De uitspraak is uitgesproken in het openbaar en bekendgemaakt op:
Rechtsmiddel
Tegen deze uitspraak kan hoger beroep worden ingesteld bij de Afdeling bestuursrechtspraak van de Raad van State binnen één week na de dag van bekendmaking. Als hoger beroep is ingesteld, kan bij de voorzieningenrechter van de hogerberoepsrechter worden verzocht om het treffen van een voorlopige voorziening.

Voetnoten

1.Als bedoeld in artikel 28 van de Vreemdelingenwet 2000 (Vw 2000).
2.Op grond van artikel 30a, eerste lid, aanhef en onder a, van de Vw 2000.
3.Het Eurodac-onderzoek is van 18 maart 2021. De informatie van Italië is van 13 juli 2021 en de verklaringen van eiseres zijn neergelegd op pagina 10 van het rapport van het aanmeldgehoor en pagina 15 van het nader gehoor.

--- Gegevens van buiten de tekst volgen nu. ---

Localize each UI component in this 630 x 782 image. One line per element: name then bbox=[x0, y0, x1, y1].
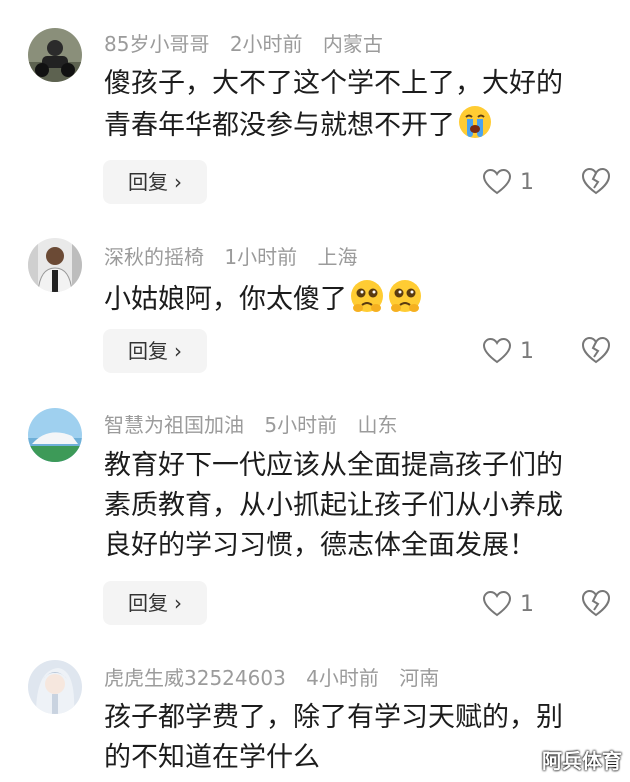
location: 上海 bbox=[317, 245, 358, 269]
chevron-right-icon: › bbox=[174, 170, 182, 194]
username[interactable]: 智慧为祖国加油 bbox=[104, 413, 244, 437]
comment-text: 孩子都学费了，除了有学习天赋的，别 的不知道在学什么 bbox=[104, 702, 563, 773]
heart-icon bbox=[482, 337, 512, 364]
dislike-button[interactable] bbox=[581, 166, 611, 196]
chevron-right-icon: › bbox=[174, 591, 182, 615]
location: 山东 bbox=[357, 413, 398, 437]
reply-button[interactable]: 回复 › bbox=[103, 581, 207, 625]
comment-meta: 深秋的摇椅 1小时前 上海 bbox=[104, 245, 371, 269]
comment-meta: 智慧为祖国加油 5小时前 山东 bbox=[104, 413, 411, 437]
watermark: 阿兵体育 bbox=[542, 749, 622, 773]
broken-heart-icon bbox=[581, 336, 611, 364]
avatar[interactable] bbox=[28, 28, 82, 82]
heart-icon bbox=[482, 590, 512, 617]
timestamp: 1小时前 bbox=[224, 245, 298, 269]
timestamp: 5小时前 bbox=[264, 413, 338, 437]
like-button[interactable]: 1 bbox=[482, 167, 534, 197]
location: 内蒙古 bbox=[322, 32, 383, 56]
pleading-face-icon bbox=[351, 280, 383, 312]
avatar[interactable] bbox=[28, 660, 82, 714]
avatar-image bbox=[28, 238, 82, 292]
timestamp: 4小时前 bbox=[306, 666, 379, 690]
avatar-image bbox=[28, 660, 82, 714]
timestamp: 2小时前 bbox=[229, 32, 303, 56]
pleading-face-icon bbox=[389, 280, 421, 312]
like-count: 1 bbox=[520, 591, 534, 617]
heart-icon bbox=[482, 168, 512, 195]
like-button[interactable]: 1 bbox=[482, 336, 534, 366]
avatar-image bbox=[28, 408, 82, 462]
avatar-image bbox=[28, 28, 82, 82]
like-count: 1 bbox=[520, 338, 534, 364]
reply-button[interactable]: 回复 › bbox=[103, 160, 207, 204]
avatar[interactable] bbox=[28, 238, 82, 292]
comment-text: 小姑娘阿，你太傻了 bbox=[104, 278, 614, 320]
comment-meta: 虎虎生威32524603 4小时前 河南 bbox=[104, 666, 453, 690]
broken-heart-icon bbox=[581, 589, 611, 617]
avatar[interactable] bbox=[28, 408, 82, 462]
dislike-button[interactable] bbox=[581, 588, 611, 618]
crying-face-icon bbox=[459, 106, 491, 138]
username[interactable]: 虎虎生威32524603 bbox=[104, 666, 286, 690]
comment-meta: 85岁小哥哥 2小时前 内蒙古 bbox=[104, 32, 397, 56]
like-count: 1 bbox=[520, 169, 534, 195]
chevron-right-icon: › bbox=[174, 339, 182, 363]
broken-heart-icon bbox=[581, 167, 611, 195]
comment-text: 傻孩子，大不了这个学不上了，大好的 青春年华都没参与就想不开了 bbox=[104, 68, 563, 141]
like-button[interactable]: 1 bbox=[482, 589, 534, 619]
dislike-button[interactable] bbox=[581, 335, 611, 365]
reply-button[interactable]: 回复 › bbox=[103, 329, 207, 373]
username[interactable]: 深秋的摇椅 bbox=[104, 245, 204, 269]
location: 河南 bbox=[399, 666, 440, 690]
comment-text: 教育好下一代应该从全面提高孩子们的 素质教育，从小抓起让孩子们从小养成 良好的学… bbox=[104, 450, 563, 561]
username[interactable]: 85岁小哥哥 bbox=[104, 32, 209, 56]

4.Swiss Refugee Council (SFH), ‘Reception conditions in Italy’, van 21 januari 2020; uitspraak van het Oberverwaltungsgericht Nordrhein-Westfalen; SFH & borderline-europe, ‘Aufnahmebedingungen in Italien’, van 10 juni 2021; InfoMigrants, ‘Italy: New guide on housing rights of refugees’, van 12 april 2021; US Department of State, ‘2020 Country Report on Human Rights Practices: Italy’, van 30 maart 2021; SFH & Pro Asyl, ‘Stellungnahme an den VGH Hessen’, van 29 oktober 2020; Asylum Information Database, ‘Country Report: Italy – 2020 update’, van 3 juni 2021.
5.Het arrest van het Europees Hof voor de Rechten van de Mens van 4 november 2014, met zaaknummer 29217/12, Tarakhel tegen Zwitserland.
6.Zie vaste jurisprudentie van de Afdeling bestuursrechtspraak van de Raad van State (de Afdeling) van 14 januari 2022 (ECLI:NL:RVS:2022:101) en van 9 mei 2017 (ECLI:NL:RVS:2017:1253).
7.De arresten van het Hof van Justitie van de Europese Unie van 19 maart 2019 in de zaak C-163/17, Jawo tegen Duitsland, en van 19 maart 2019 in de gevoegde zaken C-297/17 & C-318/17 & C-319/17 & C-438/17, Ibrahim e.a. tegen Duitsland, (ECLI:EU:C:2019:219) (het arrest Ibrahim).
8.Uitspraak van de Afdeling van 30 mei 2018 (ECLI:NL:RVS:2018:1794).
9.Als bedoeld in het arrest Ibrahim.
10.Zie de uitspraak van de Afdeling van 22 april 2020 (ECLI:NL:RVS:2020:1102).
11.Dit is neergelegd in artikel 6.1e, eerste en tweede lid, van het Vreemdelingenbesluit 2000 in samenhang met artikel 30a, eerste lid, aanhef en onder a, van de Vw 2000.
12.Op grond van artikel 64 van de Vw 2000.